In the enterprise, your water drops are your documents, like budget spreadsheets and project plans. Any one document/drop isn't likely to be a huge loss information-wise. But take what you create in a year, add what your nearest cube-mate creates in a year, maybe what the other 17 analysts in your department create in a year and you start to see wonderful stalactite of information. And it's all completely inaccessible to anyone but you. Enterprises like this literally exist in a data cave with lots of drip, drip, drip.

Is the stalactite problem something we just gotta learn to live with? Certainly not! Some very interesting approaches to these ‘micro-silos’ have emerged recently. For instance the Excel Services in the upcoming Microsoft SharePoint Server 2010 allow you to use and publish Microsoft Excel client workbooks on the SharePoint Server. And on top of this they’re adding features that provide multiple users with the ability to edit any workbook simultaneously; a ‘Slicer’ feature that is a new type of interactive GUI filter; and a REST API that is a client server software architecture/protocol that defines workbook and how to access them.

Of course, Enterprise Mashups can also help. JackBe has tied spreadsheets directly to our enterprise mashup server through our Excel Connector and Server API. A user can make a workbook into a mashable service right from the spreadsheet itself. The user can also refresh the mashable service at any time. And the reverse is also true, where a user can create a workbook that is directly based upon a live mashups. This is a great roundtrip solution. Want to see it in action? Check out the recording of our 'Mashing Microsoft' webcast. During the webcast we mashed Excel (as well as Project files and a few other things) in real-world scenarios like project management and financial analysis.
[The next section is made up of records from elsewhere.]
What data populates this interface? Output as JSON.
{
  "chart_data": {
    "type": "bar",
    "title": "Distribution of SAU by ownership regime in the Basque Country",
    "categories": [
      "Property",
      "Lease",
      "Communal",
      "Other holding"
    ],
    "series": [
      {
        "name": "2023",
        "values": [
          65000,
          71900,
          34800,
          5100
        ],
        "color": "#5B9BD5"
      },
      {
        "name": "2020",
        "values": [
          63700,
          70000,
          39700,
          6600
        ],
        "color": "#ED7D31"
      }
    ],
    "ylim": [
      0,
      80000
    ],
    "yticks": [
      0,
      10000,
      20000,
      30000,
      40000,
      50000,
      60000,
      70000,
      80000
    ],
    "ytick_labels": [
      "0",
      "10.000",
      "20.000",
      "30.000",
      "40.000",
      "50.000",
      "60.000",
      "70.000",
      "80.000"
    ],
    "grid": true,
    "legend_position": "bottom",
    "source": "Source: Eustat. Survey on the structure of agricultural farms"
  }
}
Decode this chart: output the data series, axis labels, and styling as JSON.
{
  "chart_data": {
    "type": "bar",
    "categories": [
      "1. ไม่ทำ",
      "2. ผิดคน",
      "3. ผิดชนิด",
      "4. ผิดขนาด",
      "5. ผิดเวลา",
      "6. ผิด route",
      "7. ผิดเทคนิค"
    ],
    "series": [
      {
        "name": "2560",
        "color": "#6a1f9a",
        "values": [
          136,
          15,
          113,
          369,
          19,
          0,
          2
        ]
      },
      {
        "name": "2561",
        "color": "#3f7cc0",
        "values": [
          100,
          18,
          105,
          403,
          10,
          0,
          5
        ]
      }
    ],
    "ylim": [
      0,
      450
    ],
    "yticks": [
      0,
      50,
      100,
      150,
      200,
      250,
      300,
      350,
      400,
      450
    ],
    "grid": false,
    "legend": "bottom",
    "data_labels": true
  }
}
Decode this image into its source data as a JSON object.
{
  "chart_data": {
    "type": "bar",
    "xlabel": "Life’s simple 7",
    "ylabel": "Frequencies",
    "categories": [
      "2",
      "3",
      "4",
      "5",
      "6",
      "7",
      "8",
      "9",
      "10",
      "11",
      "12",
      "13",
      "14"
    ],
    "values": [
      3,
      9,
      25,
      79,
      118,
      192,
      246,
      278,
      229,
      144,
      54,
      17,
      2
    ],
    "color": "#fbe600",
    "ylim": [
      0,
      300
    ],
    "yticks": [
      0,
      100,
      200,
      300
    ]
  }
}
This approach to the stalactite problem can be perfect if an organization is losing valuable data on a drip-by-drip document-by-document basis. The document owner contributes the document into the ‘mashup cloud’, tags it, describes it and sets all the right access controls on it. After all, who knows the spreadsheet better than the person who created it?

It’s time enterprises got out of the data cave.